Смотрит с прищуром, жадно выискивая на его лице хоть малейшие признаки невнимания. Но Артуру бояться нечего: он знает почти всё, что она может сказать по этому поводу.
- Конечно, вероятность мала… - делая вид, что уступает, мягко начинает он.
- Её вообще нет, - сухо вставляет принцесса.
- …и, тем не менее, - как ни в чём не бывало, продолжает Артур, - хорошо, что мы послали Барахлюша, чтобы удостовериться.
Своенравно хмыкнув, Селения задирает носик и немного морщит его.
- Что ж, - голос её холоден, почти не согласен на уступки, - во всяком случае, для братца какая-никакая практика, - она делает глубокий вздох. – Как только он женится, он войдёт в Совет, а там уже пустым трепанием языка не отделаешься.
Зная Бюша и его нераскрытый потенциал, а так же Совет, большую часть которого представляли сплошь балаболы, Артур мог бы найти, что возразить, но он прекрасно понимает, что сейчас не время.
- Значит, ты под видом того, чтобы он занялся важным делом, просто отослала его подальше? – очень – очень! – миролюбиво уточняет он, глядя ей в глаза.
Мысленно Селения содрогается. Рот улыбается, а глаза, пусть и такого тёплого цвета, холодные, точно льдинки. Он ведь понимает, как пугает в такие моменты? Отвечать на его вопросы она не намерена, поэтому принцесса, дабы показать полное равнодушие к его невысказанному неодобрению, отворачивается от него и смотрит на стеклянную чашку на столе. Внутри до сих пор происходит шевеление, пусть и слабое. Проклятые механизмы Кроба, когда они уже разрядятся?!
- Ну, как оказалось, не напрасно я его туда послала, - насмешливо отвечает Селения и прежде, чем понимает, что говорит, поясняет: - Очень удачно получилось, что Барахлюш пошёл туда ещё и за твоим отцом.
Попалась!
- И не говори, - умело скрывая злорадство, соглашается с ней Артур, без стеснения наблюдая, как вытягивается её лицо, когда она понимает, что сама загнала себя в ловушку. Однако сейчас он не хочет скандалов, поэтому быстро переходит к более насущной теме: - Что меня больше волнует, так это то, что охотники прознали об отце и том, что он в мире минипутов.

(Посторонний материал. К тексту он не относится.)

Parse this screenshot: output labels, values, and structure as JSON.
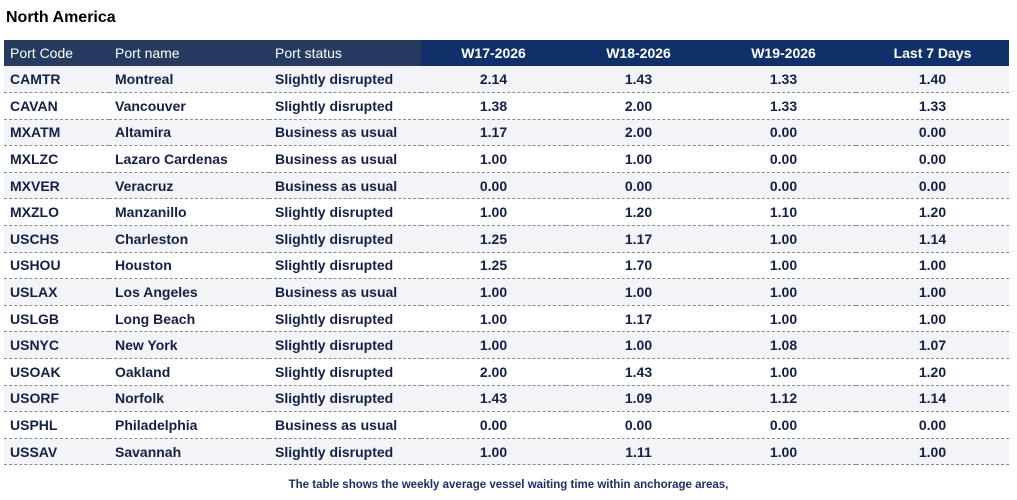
{
  "title": "North America",
  "columns": [
    "Port Code",
    "Port name",
    "Port status",
    "W17-2026",
    "W18-2026",
    "W19-2026",
    "Last 7 Days"
  ],
  "rows": [
    {
      "code": "CAMTR",
      "name": "Montreal",
      "status": "Slightly disrupted",
      "w17": "2.14",
      "w18": "1.43",
      "w19": "1.33",
      "last7": "1.40"
    },
    {
      "code": "CAVAN",
      "name": "Vancouver",
      "status": "Slightly disrupted",
      "w17": "1.38",
      "w18": "2.00",
      "w19": "1.33",
      "last7": "1.33"
    },
    {
      "code": "MXATM",
      "name": "Altamira",
      "status": "Business as usual",
      "w17": "1.17",
      "w18": "2.00",
      "w19": "0.00",
      "last7": "0.00"
    },
    {
      "code": "MXLZC",
      "name": "Lazaro Cardenas",
      "status": "Business as usual",
      "w17": "1.00",
      "w18": "1.00",
      "w19": "0.00",
      "last7": "0.00"
    },
    {
      "code": "MXVER",
      "name": "Veracruz",
      "status": "Business as usual",
      "w17": "0.00",
      "w18": "0.00",
      "w19": "0.00",
      "last7": "0.00"
    },
    {
      "code": "MXZLO",
      "name": "Manzanillo",
      "status": "Slightly disrupted",
      "w17": "1.00",
      "w18": "1.20",
      "w19": "1.10",
      "last7": "1.20"
    },
    {
      "code": "USCHS",
      "name": "Charleston",
      "status": "Slightly disrupted",
      "w17": "1.25",
      "w18": "1.17",
      "w19": "1.00",
      "last7": "1.14"
    },
    {
      "code": "USHOU",
      "name": "Houston",
      "status": "Slightly disrupted",
      "w17": "1.25",
      "w18": "1.70",
      "w19": "1.00",
      "last7": "1.00"
    },
    {
      "code": "USLAX",
      "name": "Los Angeles",
      "status": "Business as usual",
      "w17": "1.00",
      "w18": "1.00",
      "w19": "1.00",
      "last7": "1.00"
    },
    {
      "code": "USLGB",
      "name": "Long Beach",
      "status": "Slightly disrupted",
      "w17": "1.00",
      "w18": "1.17",
      "w19": "1.00",
      "last7": "1.00"
    },
    {
      "code": "USNYC",
      "name": "New York",
      "status": "Slightly disrupted",
      "w17": "1.00",
      "w18": "1.00",
      "w19": "1.08",
      "last7": "1.07"
    },
    {
      "code": "USOAK",
      "name": "Oakland",
      "status": "Slightly disrupted",
      "w17": "2.00",
      "w18": "1.43",
      "w19": "1.00",
      "last7": "1.20"
    },
    {
      "code": "USORF",
      "name": "Norfolk",
      "status": "Slightly disrupted",
      "w17": "1.43",
      "w18": "1.09",
      "w19": "1.12",
      "last7": "1.14"
    },
    {
      "code": "USPHL",
      "name": "Philadelphia",
      "status": "Business as usual",
      "w17": "0.00",
      "w18": "0.00",
      "w19": "0.00",
      "last7": "0.00"
    },
    {
      "code": "USSAV",
      "name": "Savannah",
      "status": "Slightly disrupted",
      "w17": "1.00",
      "w18": "1.11",
      "w19": "1.00",
      "last7": "1.00"
    }
  ],
  "footnote": "The table shows the weekly average vessel waiting time within anchorage areas,",
  "colors": {
    "header_left": "#273b61",
    "header_right": "#10306a",
    "row_alt": "#f3f4f8",
    "text": "#11204a"
  }
}
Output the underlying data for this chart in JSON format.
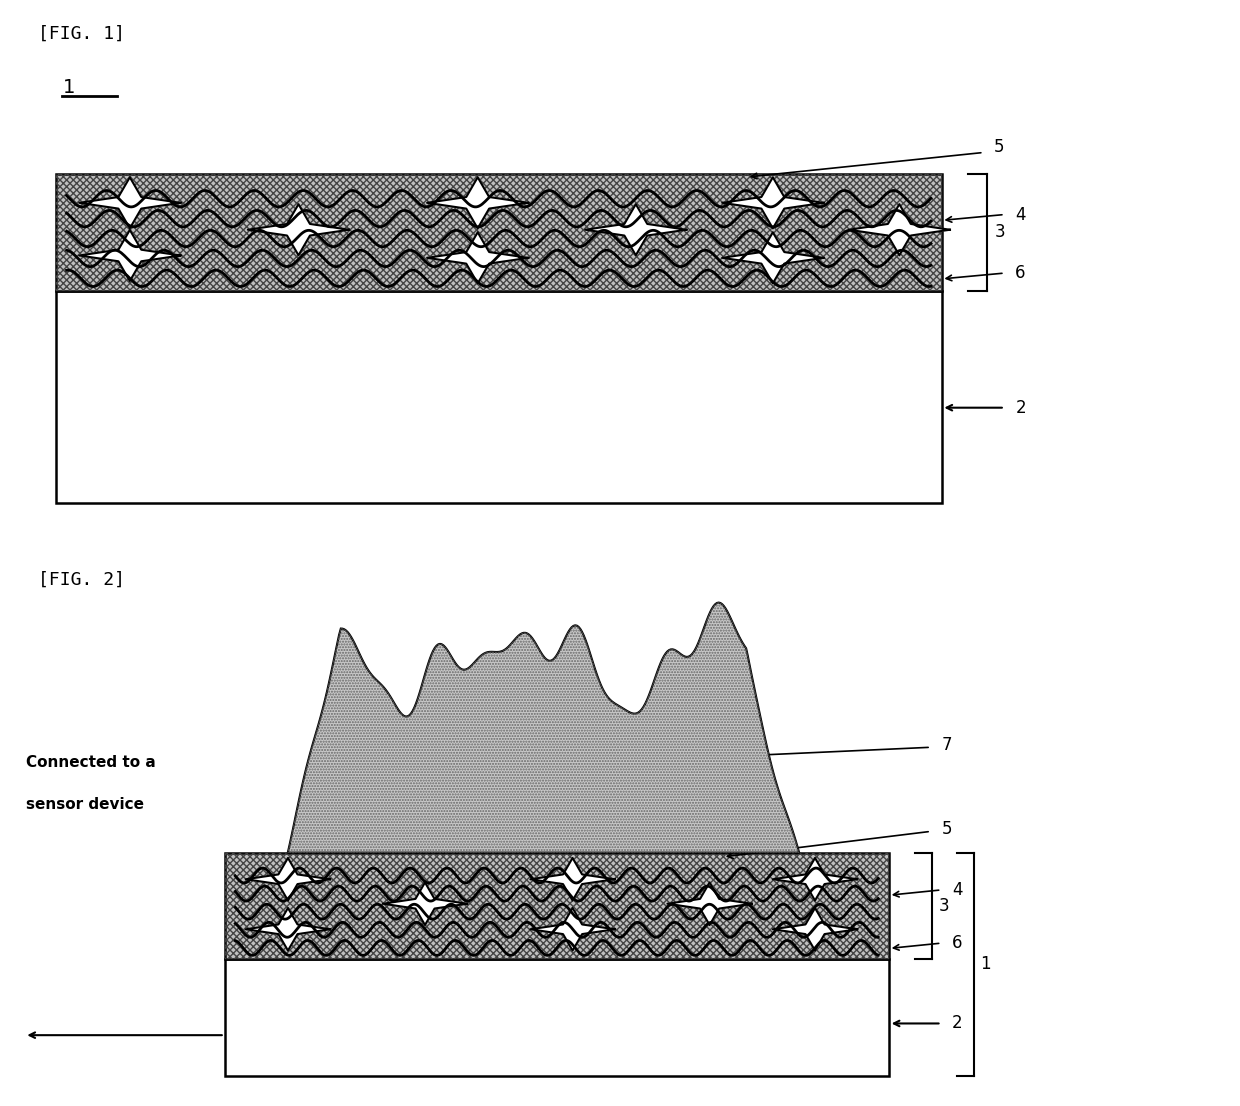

После постановки такого вопроса Селения не может вернуться к прежнему – это бы показало её мелочной – и ей остаётся лишь набраться терпения и припасти своё недовольство до лучших времён.
- Это происшествие, с их точки зрения, будет, кстати, такой же катастрофой и преступлением, что для нас освобождение Ужасного У из тюрьмы, - начинает было Селения, и тут замолкает.
Артур коротко смотрит на неё и отводит взгляд. Поняла, наконец. Самое смешное, что тут он даже не старался подвести её к какому бы то ни было выводу. Она пришла к нему сама.
- Но это не могут быть они, - тихо говорит Селения. Голос надтреснутый, и сама она чувствует себя хрустнувшей пополам веточкой. – Там же Децибелла, она сестра моей мамы, - Артур встречается с ней взглядами. О да, она правильно делает, что мало смотрит ему в глаза, если хочет спрятать от него свою душу. Её глаза всегда говорили обо всем, что она думает. – Она не могла объединиться с её убийцей.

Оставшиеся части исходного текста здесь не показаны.